The disease is a major problem in the secondary nurseries. Seedlings which have attained maturity (six to eight months old) are more susceptible to the disease. The disease is caused by soil-borne fungi, Pythium vexans and Rhizoctonia solani. Another soil-dwelling pathogen, Fusarium sp. incites root rot in the secondary nurseries. The disease attains severity during the monsoon season, when the soil moisture level is excess due to inadequate drainage. The diseases initiates on the leaves as pale yellow discolouration and withering of seedlings. Rotting or decay starts at the collar region and it also spreads to the rhizome as well as roots. In severe cases, the collar region breaks off and the seedlings collapse.  

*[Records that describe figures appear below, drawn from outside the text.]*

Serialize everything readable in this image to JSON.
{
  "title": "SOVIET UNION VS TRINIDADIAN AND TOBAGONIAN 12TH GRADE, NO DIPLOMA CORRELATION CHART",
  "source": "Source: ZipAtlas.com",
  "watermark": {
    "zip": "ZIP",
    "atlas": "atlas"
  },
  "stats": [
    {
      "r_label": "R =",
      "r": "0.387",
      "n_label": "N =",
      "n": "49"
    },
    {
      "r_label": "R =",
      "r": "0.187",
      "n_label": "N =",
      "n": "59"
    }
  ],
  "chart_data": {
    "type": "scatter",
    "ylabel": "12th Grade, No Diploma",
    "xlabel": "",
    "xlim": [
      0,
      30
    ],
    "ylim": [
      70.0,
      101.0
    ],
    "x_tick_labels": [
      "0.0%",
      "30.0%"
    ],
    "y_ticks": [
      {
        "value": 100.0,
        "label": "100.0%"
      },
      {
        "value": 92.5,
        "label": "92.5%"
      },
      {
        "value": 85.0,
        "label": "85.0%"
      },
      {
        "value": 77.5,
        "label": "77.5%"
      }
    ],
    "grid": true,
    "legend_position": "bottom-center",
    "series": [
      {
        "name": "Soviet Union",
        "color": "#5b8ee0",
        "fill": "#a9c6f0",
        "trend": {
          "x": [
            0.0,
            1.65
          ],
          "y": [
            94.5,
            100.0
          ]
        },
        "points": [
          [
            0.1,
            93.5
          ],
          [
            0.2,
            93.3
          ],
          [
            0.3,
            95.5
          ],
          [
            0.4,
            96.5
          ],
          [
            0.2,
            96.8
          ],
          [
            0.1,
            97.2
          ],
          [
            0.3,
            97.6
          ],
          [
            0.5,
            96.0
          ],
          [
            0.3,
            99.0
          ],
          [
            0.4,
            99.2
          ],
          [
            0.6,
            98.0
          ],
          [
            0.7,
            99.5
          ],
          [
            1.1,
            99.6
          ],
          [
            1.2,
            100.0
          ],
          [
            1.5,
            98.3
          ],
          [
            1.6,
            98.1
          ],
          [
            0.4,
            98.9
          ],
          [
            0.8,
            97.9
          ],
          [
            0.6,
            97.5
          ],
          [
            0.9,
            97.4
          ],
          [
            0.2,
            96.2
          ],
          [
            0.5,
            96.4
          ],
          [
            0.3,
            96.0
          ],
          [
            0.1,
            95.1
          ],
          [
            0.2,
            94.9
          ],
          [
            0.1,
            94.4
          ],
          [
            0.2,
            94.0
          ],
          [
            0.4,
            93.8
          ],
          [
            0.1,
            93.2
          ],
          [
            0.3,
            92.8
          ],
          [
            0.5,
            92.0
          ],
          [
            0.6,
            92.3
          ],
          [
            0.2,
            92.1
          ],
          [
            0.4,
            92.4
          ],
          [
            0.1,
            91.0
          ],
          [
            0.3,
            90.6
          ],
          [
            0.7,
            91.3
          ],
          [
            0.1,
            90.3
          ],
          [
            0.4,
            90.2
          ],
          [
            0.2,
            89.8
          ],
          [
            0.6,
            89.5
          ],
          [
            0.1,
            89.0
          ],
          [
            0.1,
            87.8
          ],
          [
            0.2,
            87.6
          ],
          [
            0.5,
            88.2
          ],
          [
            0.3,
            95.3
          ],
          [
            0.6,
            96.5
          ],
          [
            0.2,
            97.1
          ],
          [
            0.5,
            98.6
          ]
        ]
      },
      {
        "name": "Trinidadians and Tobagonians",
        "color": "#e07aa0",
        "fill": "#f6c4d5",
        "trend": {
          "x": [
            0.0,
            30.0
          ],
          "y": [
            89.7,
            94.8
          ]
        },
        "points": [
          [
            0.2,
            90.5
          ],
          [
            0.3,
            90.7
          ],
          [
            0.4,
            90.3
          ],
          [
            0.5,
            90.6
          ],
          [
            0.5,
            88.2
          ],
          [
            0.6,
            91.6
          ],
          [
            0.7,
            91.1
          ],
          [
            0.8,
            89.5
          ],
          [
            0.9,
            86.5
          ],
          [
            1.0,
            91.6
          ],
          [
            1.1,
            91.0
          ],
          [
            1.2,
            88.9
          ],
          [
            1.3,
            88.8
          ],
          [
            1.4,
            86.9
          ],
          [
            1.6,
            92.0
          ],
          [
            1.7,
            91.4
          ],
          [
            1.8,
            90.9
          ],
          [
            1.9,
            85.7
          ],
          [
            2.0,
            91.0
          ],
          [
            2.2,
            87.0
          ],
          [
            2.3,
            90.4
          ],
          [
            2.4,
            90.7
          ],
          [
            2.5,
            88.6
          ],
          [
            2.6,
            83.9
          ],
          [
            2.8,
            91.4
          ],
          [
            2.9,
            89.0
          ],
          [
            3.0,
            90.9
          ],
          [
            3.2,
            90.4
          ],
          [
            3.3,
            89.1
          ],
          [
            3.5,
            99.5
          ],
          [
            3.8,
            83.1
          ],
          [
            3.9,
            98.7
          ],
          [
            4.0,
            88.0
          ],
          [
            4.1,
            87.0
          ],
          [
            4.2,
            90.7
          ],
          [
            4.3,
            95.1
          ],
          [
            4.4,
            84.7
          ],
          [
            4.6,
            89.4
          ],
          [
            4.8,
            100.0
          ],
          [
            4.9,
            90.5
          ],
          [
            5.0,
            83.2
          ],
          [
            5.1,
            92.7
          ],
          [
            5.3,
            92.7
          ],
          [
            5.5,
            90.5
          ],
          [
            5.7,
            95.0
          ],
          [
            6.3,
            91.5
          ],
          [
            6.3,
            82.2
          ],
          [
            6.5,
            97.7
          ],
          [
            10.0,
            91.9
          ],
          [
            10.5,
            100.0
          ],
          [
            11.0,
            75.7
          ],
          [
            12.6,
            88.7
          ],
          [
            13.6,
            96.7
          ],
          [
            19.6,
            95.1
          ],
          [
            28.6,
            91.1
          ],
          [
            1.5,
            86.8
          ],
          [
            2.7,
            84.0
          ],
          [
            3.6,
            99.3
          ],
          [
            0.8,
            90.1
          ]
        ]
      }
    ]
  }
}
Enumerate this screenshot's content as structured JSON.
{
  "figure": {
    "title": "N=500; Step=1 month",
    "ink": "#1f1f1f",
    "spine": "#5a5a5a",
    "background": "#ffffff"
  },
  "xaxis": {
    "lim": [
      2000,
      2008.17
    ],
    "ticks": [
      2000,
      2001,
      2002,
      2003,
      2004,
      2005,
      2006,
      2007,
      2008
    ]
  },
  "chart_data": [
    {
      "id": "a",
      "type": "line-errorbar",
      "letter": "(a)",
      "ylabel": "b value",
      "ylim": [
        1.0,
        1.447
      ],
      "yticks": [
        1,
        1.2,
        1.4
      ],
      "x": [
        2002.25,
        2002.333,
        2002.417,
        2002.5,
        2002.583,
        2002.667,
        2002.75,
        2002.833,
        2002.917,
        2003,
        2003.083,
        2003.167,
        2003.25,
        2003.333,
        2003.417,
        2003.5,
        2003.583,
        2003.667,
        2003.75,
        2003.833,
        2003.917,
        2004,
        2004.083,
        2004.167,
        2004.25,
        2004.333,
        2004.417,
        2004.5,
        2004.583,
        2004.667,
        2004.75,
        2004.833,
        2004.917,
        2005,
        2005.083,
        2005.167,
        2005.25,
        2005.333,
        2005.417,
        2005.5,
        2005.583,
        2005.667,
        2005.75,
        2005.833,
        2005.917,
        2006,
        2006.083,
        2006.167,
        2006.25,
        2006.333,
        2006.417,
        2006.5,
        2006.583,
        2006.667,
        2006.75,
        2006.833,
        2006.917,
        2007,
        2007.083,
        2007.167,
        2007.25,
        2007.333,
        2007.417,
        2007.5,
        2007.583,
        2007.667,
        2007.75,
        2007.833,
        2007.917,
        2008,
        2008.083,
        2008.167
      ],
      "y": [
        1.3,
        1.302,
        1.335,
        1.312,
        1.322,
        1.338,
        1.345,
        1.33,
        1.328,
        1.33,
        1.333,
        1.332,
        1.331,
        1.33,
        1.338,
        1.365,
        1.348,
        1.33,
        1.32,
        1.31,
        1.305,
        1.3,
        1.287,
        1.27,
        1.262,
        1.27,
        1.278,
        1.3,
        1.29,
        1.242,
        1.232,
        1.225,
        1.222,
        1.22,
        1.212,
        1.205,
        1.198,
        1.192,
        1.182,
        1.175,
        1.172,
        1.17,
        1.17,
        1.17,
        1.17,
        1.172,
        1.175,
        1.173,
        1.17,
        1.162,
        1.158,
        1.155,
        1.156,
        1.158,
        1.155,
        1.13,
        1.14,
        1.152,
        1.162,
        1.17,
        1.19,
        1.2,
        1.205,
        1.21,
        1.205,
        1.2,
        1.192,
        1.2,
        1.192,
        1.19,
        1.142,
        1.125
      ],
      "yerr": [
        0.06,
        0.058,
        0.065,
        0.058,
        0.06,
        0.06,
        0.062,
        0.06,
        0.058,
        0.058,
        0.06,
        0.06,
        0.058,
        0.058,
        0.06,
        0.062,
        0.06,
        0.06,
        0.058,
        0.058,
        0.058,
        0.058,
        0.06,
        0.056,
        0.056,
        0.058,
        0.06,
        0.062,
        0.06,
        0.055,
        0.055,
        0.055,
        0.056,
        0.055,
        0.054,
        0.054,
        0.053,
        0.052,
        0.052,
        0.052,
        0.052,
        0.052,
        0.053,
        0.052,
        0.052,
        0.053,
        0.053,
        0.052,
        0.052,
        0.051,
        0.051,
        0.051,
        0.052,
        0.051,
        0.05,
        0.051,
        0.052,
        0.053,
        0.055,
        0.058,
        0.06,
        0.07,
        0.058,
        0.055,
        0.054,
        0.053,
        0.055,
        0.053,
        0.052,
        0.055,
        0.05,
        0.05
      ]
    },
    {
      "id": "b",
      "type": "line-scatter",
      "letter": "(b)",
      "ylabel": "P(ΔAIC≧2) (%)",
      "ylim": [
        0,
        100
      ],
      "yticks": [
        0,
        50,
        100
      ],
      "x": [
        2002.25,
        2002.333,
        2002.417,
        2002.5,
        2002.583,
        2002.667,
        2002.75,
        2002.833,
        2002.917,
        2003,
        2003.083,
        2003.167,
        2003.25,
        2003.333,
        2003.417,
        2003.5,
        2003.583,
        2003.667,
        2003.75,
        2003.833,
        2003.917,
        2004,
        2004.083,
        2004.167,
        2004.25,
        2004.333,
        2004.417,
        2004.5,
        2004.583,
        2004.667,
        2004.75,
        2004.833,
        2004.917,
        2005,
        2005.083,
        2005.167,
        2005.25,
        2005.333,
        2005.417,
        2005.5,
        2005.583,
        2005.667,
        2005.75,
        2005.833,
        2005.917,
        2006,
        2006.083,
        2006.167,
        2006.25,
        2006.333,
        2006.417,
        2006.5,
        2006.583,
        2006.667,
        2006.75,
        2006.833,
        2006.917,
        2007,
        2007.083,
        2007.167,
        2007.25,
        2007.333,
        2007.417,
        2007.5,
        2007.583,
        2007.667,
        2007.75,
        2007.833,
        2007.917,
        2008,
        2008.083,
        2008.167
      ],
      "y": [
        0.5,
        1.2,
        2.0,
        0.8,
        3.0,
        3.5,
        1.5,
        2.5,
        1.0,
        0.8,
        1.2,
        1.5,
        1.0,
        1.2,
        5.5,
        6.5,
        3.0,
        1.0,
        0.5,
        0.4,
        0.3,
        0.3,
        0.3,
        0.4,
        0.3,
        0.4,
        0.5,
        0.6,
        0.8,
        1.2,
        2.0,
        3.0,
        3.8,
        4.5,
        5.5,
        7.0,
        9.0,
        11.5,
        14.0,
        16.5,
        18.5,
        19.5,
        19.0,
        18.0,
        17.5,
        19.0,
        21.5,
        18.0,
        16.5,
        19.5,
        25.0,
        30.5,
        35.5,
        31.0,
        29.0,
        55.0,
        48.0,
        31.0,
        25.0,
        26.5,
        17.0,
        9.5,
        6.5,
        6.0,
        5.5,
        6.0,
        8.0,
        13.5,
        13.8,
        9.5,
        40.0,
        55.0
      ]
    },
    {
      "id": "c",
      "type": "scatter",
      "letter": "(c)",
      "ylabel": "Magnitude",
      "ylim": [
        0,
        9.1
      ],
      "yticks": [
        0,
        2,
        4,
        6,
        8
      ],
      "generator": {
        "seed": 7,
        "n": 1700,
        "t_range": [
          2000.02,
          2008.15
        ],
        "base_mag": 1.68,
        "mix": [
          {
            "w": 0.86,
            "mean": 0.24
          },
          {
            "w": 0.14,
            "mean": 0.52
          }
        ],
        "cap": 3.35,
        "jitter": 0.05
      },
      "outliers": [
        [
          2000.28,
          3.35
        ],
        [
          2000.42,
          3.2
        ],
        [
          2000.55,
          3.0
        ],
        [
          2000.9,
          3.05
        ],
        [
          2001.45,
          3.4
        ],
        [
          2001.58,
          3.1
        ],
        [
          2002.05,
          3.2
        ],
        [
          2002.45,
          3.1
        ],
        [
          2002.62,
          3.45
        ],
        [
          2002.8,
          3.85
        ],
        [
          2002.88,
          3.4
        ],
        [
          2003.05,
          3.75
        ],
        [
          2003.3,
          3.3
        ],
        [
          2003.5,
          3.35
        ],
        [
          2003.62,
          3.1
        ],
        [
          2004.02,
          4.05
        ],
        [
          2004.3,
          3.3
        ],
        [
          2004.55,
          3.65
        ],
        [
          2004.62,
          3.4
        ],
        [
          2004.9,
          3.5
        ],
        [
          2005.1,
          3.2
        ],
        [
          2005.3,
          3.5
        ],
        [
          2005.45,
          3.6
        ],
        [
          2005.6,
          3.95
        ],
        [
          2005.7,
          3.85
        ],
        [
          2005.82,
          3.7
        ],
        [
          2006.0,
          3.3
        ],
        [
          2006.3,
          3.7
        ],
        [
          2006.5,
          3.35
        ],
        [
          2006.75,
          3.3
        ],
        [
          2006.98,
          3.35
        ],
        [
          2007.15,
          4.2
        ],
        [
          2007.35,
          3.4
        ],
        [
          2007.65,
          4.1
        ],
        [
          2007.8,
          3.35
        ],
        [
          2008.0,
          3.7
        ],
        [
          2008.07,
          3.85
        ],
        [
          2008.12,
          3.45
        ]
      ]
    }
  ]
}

·                     Uproot and destroy all the affected seedlings in the nursery.

·                     Avoid use of excess water for irrigation.

·                     Remove mulch materials a soon as the disease is noticed from the nursery beds and rack the soil gently.

·                     Drench the nursery beds with copper oxychloride (0.2 per cent) at the rate three to five liters per square meter. Two to three rounds of drenching should be resorted at 15 days interval. 

Pest Management in nurseries

 In nursery stage seedlings are affected by cut worm, shoot borer, root grub, leaf thrips and root knot nematode. Root grubs and root not nematode pose more problem in two season nurseries. To manage whole pest complex the following measures are to be followed at various stages of nursery.

Cultural Practices

·         Raise nurseries away from main plantations to reduce possibilities of infestation and reinfestation from the nearby infested plantations.

·         Provide sufficient organic fertilizers to encourage better vegetative growth.

·         Shift nurseries repeatedly to overcome soil- borne pest problems like root knot nematodes and root grubs.

·         Catch and destroy the beetles of root grubs using insect nets especially in 2 season nurseries.

·         Collect the cut worms hiding in the mulch in the affected area and destroy.

Chemical control
 
Insecticides like quinalphos (0.05 per cent), fenthion (0.075 per cent) or dimethoate (0.05 per cent) may be used to tackle the pest problem. The sprays may be undertaken at monthly intervals starting from rapid tillering stage. In the old nursery sites, exposed sandy loam areas and two season nurseries root knot nematode assumes severe proportion. Apply one round of carbofuran or phorate at 30-40 g/m2 in one season nursery at rapidly tillering stage and apply two rounds of granular insecticides to two season nurseries at three monthly intervals. Application of granular insecticides at three monthly intervals is highly essential to protect the underground and sub-aerial parts in clonal nurseries.